The album opens with the aforementioned early song Head And Heart lifted from a solo acoustic performance in December 1971. This one is taken from the studio album 'Bless The Weather' released the same year. A fine ballad which is soon followed by the traditional Spencer The Rover from 1977. Both tunes are proving his fantastic folk singer/songwriter qualities. Martyn's voice is charming by the way and sounds less smoky. And then we have to go nine years forward to Glastonbury where he plays with a real band, now featuring the cheerful Foster Paterson (keyboards) and Danny Thompson (bass).

Mad Dog Days immediately transfers you to another, differing dimension. The sound quality is excellent, crystal clear. Here we have a collective of musicians which is perfectly interacting on top of it. Martyn plays a spacey delay modified guitar where Colin Tully (saxophone) and the other band members are offering a mellow jazzy respectively fusion mood. Now we are coming to a song couple - frequently offered live in this combination and belonging to my alltime live band favourites. Dealer is starting groovy rocking - Paterson shines with playful synthesizer adds. And then they celebrate a fantastic spacey floating transition into Outside In with John Martyn's emotional vocal contributions. Ten mesmerizing cosmic minutes which upset me really!

From the following Big Muff to Johnny Too Bad the band is acting top-notch furthermore continuing with this special mix of fusion and psych - Danny Thompson playing a funky bass. Since 1986 drummer Arran Ahmun was a longtime compagnion until John Martyn sadly passed away in January 2009. Which means - he is relatively new in the band at that time but plays absolutely reliable and subtle. The hymn Over The Rainbow is presented very emotional - when you're in the right mood it probably will bring tears to your eyes.

The extended studio version of Outside In closes the album quasi like a bonus - probably John Martyn's finest spacey output ever - although he never was counted to this genre. He plays his instrument echoplex drenched and multilayered comparable to the Kosmische Musik dominating German guitarists Günther Schickert, Manuel Göttsching and Achim Reichel. And his vocal presence is nearly extraterrestial here.

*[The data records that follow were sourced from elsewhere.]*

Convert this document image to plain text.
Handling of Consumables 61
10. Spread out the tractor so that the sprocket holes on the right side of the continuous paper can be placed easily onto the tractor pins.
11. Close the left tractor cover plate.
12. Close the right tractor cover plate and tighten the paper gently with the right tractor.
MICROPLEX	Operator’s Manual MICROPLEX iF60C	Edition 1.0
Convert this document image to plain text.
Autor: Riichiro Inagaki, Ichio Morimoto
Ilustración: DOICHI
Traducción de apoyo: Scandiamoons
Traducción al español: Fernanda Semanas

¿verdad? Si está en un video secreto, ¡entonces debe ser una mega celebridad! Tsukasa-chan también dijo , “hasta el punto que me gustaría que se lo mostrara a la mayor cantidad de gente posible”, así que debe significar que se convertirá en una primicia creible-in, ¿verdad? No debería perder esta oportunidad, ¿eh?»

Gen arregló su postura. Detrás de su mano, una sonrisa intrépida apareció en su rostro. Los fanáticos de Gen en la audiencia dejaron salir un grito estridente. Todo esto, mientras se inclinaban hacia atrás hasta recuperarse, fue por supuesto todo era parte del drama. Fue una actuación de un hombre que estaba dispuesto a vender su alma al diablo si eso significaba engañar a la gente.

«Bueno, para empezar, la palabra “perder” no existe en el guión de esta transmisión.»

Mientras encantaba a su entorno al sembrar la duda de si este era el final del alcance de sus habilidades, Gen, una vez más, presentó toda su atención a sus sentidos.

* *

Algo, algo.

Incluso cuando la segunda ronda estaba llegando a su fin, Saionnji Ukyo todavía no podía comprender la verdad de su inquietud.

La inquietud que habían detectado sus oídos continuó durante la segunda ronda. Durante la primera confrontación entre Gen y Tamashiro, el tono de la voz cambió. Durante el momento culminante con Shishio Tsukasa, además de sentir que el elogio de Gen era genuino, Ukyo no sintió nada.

Provided with superb audio quality and showing John Martyn's diverse facets this album is well worth buying. My favourite live collection which I actually know from him - except the private cassette recording though which I took from the radio when he had played in Cologne the same year. Unfortunately my equipment wasn't in best condition. I tried to get this from the radio station later but totally failed :-( ... okay - nevermind - 'BBC Radio 1 Live In Concert' is great too - 4.5 stars are well deserved.